O ER liso versus a função do retículo endoplasmático rugoso

A função do retículo endoplasmático rugoso é totalmente diferente daquela do ER liso. O ER liso ajuda em vários processos metabólicos, sintetizando esteróides, fosfolipídios e lipídios. O ER liso é encontrado em abundância nas células das glândulas sebáceas, ovários e testículos, onde são secretados. Também é responsável por realizar as atividades metabólicas dos carboidratos, atingir o metabolismo dos esteróides, ligar os receptores às proteínas da membrana celular, bem como desintoxicar o álcool, as drogas e outros resíduos metabólicos do corpo. Ele também trabalha para regular a concentração de íons de cálcio no corpo e, particularmente, nos músculos. Ao contrário da função do retículo endoplasmático rugoso, as funções do ER liso são diferentes para as células das plantas e animais. O ER liso também ajuda na gliconeogênese, em que a enzima glicose 6-fosfato é transformada em glicose usando a enzima glicose 6-fosfatase, que é encontrada somente nos túbulos lisos do ER. Estes tubules conduzem a uma superfície aumentada no ER que ajuda mais no armazenamento de todas as enzimas úteis. Quando o ER liso é encontrado nos miócitos, também é referido como o retículo sarcoplasmático. A única diferença entre os dois é a estrutura deles e como eles se ligam à sua respectiva membrana celular.

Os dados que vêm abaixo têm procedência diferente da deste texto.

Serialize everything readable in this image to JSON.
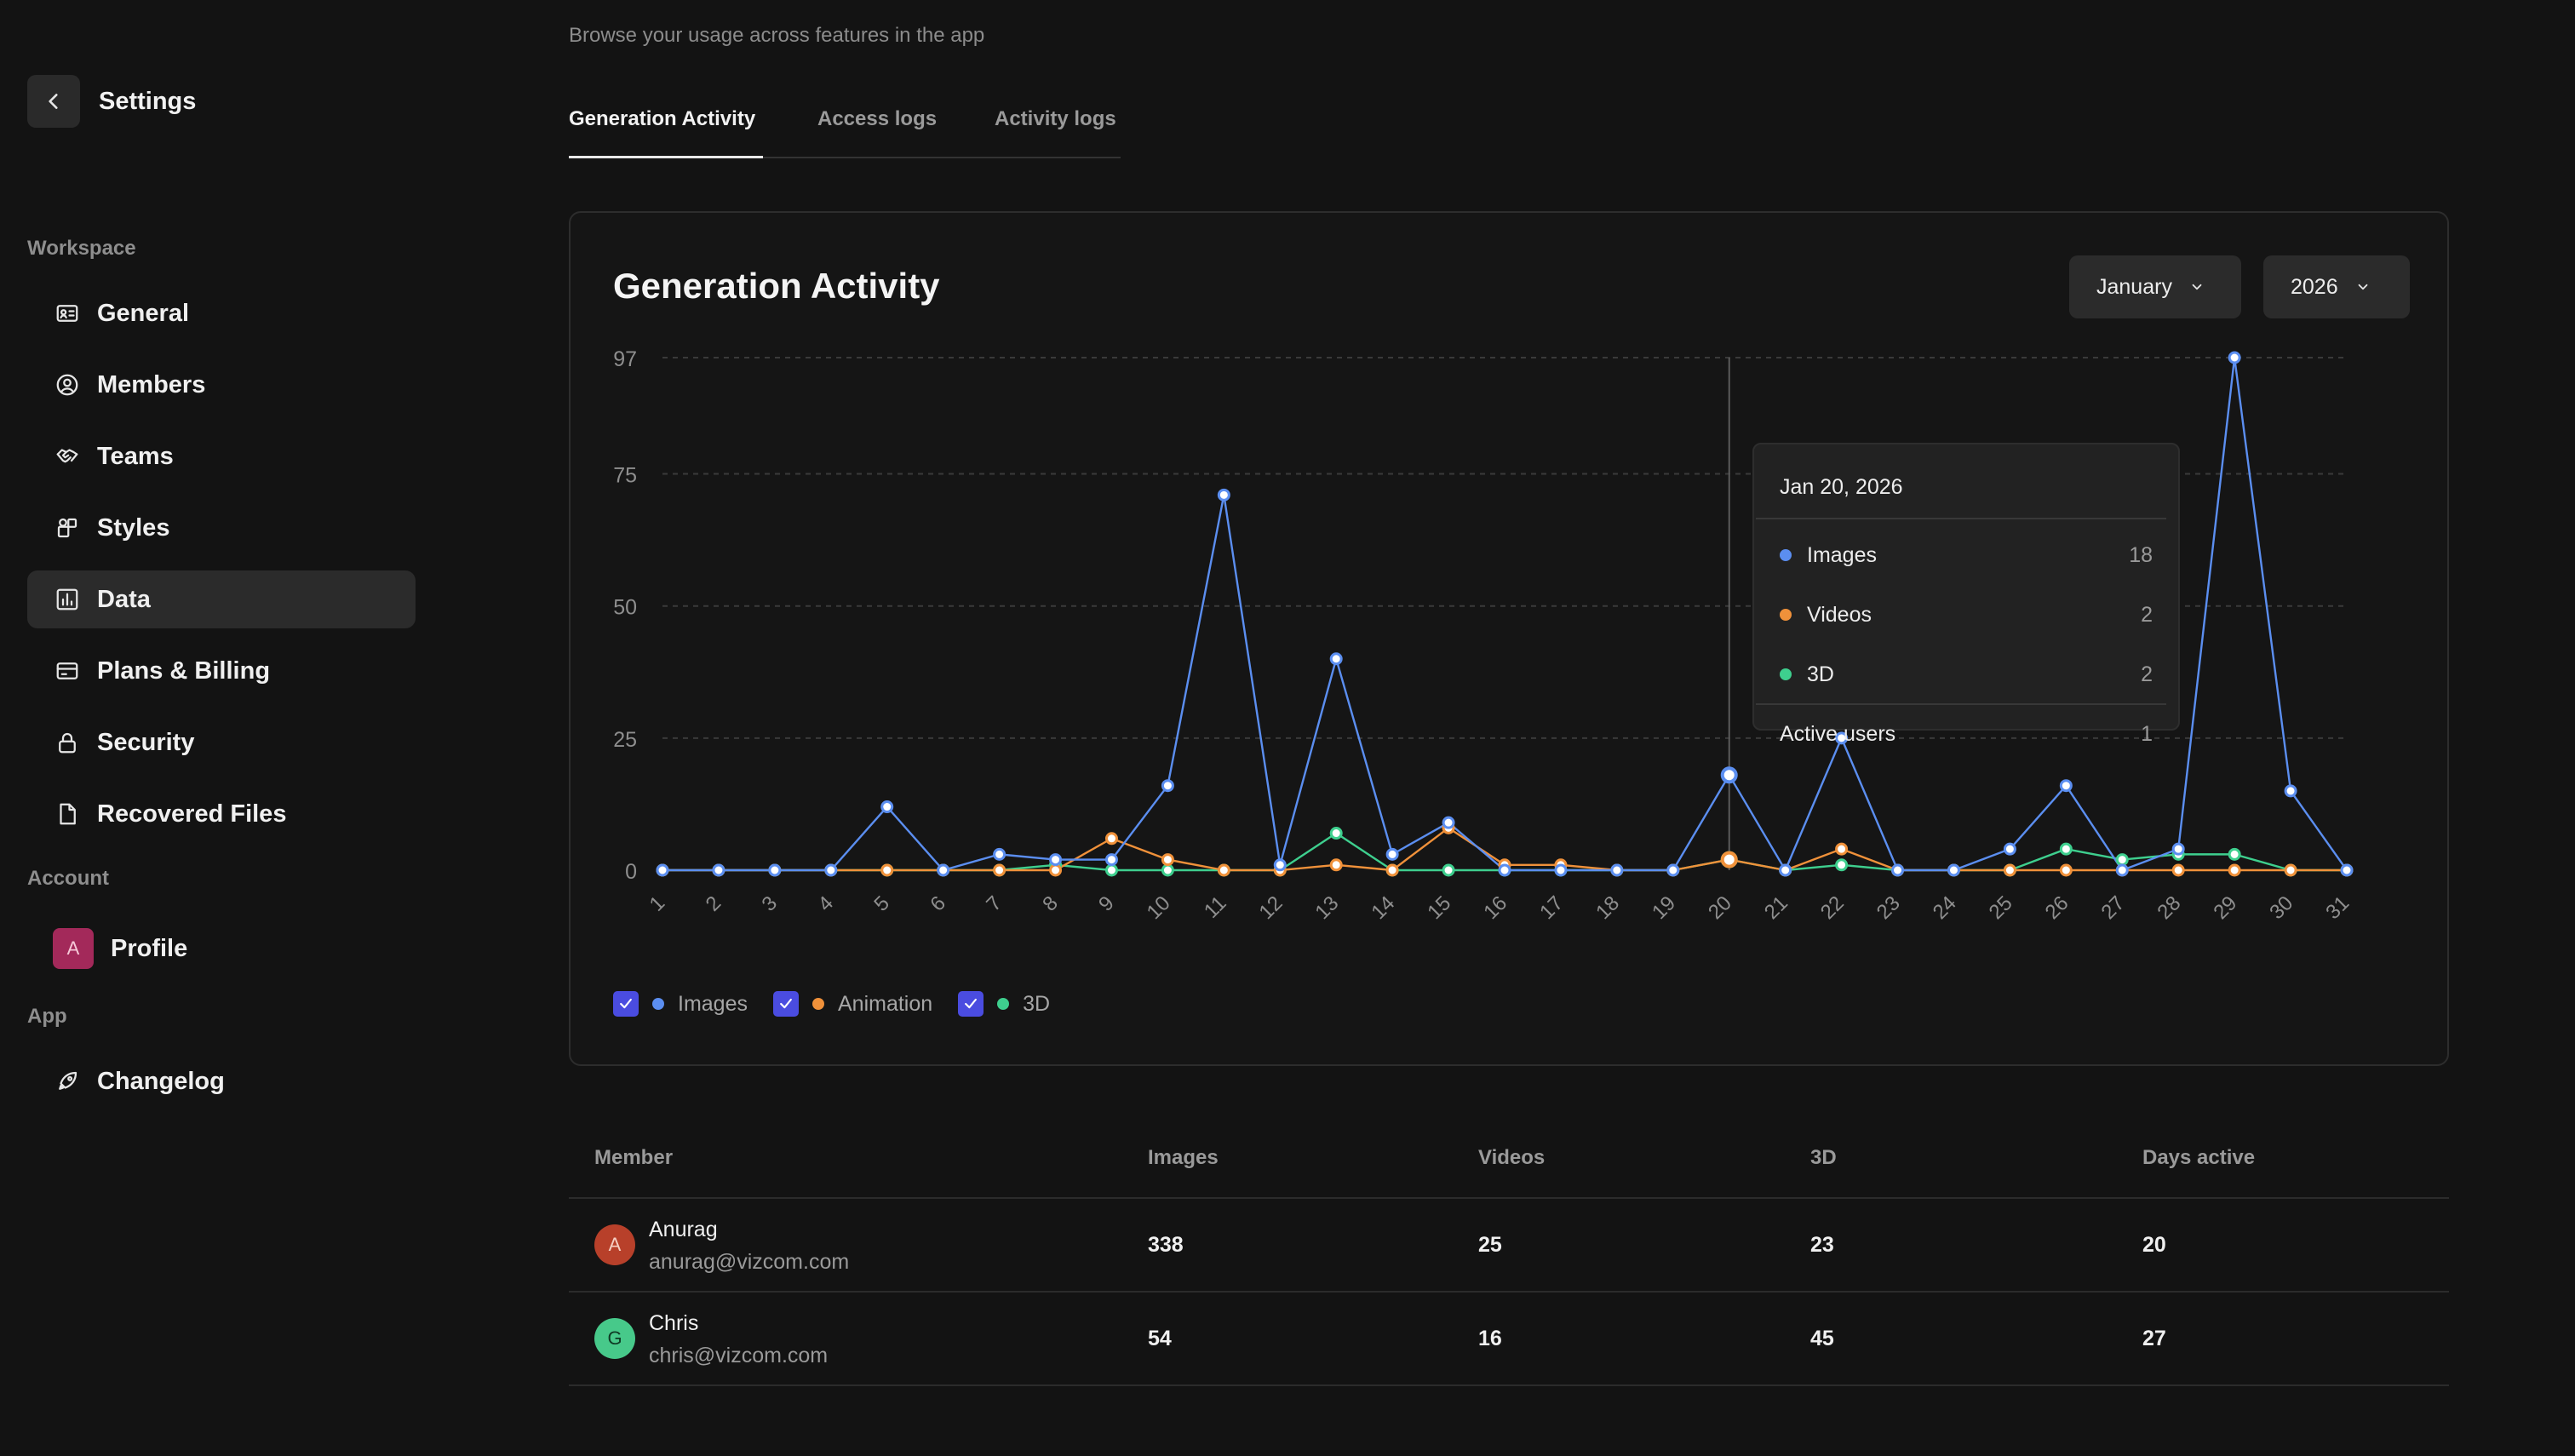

As funções do ER liso dependem do tipo de célula. Sempre que o ER liso não está ocupado com suas atividades metabólicas, ele atua como um depósito para várias enzimas até que ele possa se preparar para iniciar seu ciclo de metabolismo. Também empacota todas as proteínas recentemente sintetizadas. Sua função desintoxicante inclui metabolizar o álcool nas células do fígado, que é uma toxina comum encontrada em humanos. A estrutura lisa do ER é tal que parece se parecer com uma camada dobrada de membrana e fornece uma área de superfície melhorada. Os principais lipídios exigidos pelo nosso corpo, como o colesterol e os fosfolipídios, são produzidos pelo ER liso nos locais da membrana eucariótica. Estes lípidos membranares são altamente repelentes à água ou de natureza hidrofóbica e são, portanto, produzidos na membrana lisa do RE em vez do citosol devido à sua natureza aquosa. Os lípidos viajam para o seu destino final através de um mecanismo de transporte de vesículas a partir do ER liso. O hormônio esteróide também é secretado em abundância pelo ER liso, o que significa que as células contendo esses hormônios terão um grande número de ER liso. No local do músculo, o ER liso ajuda na contração das células musculares e também atua nas células cerebrais produzindo os hormônios femininos e masculinos necessários.

Além da ausência de ribossomos, existem muitas outras diferenças entre a função do retículo endoplasmático rugoso e a do ER liso. Enquanto o ER rugoso está localizado perto do núcleo da célula, o ER liso ocorre perto da membrana celular. A formação do ER rugoso ocorre por causa da membrana celular, mas o ER liso é formado apenas do ER rugoso através da perda de ribossomos. Além disso, o ER rugoso também varia em estrutura e é composto principalmente de cisternas e sacos achatados que têm ribossomas ásperos ligados a ele, enquanto que por outro lado o ER liso tem uma extensa rede de túbulos que funcionam como uma área de armazenamento quando é não sintetizando os lipídios necessários pelas células. Finalmente, o ER rugoso é encontrado nos locais das células produtoras de proteínas, como células globadas, grânulos de Nissl do cérebro, células plasmáticas e células acinais no pâncreas. O ER liso também é encontrado em seus próprios locais formadores de lipídios, como as células intersticiais, adipócitos, leucócitos, células musculares e as células que armazenam glicogênio no fígado.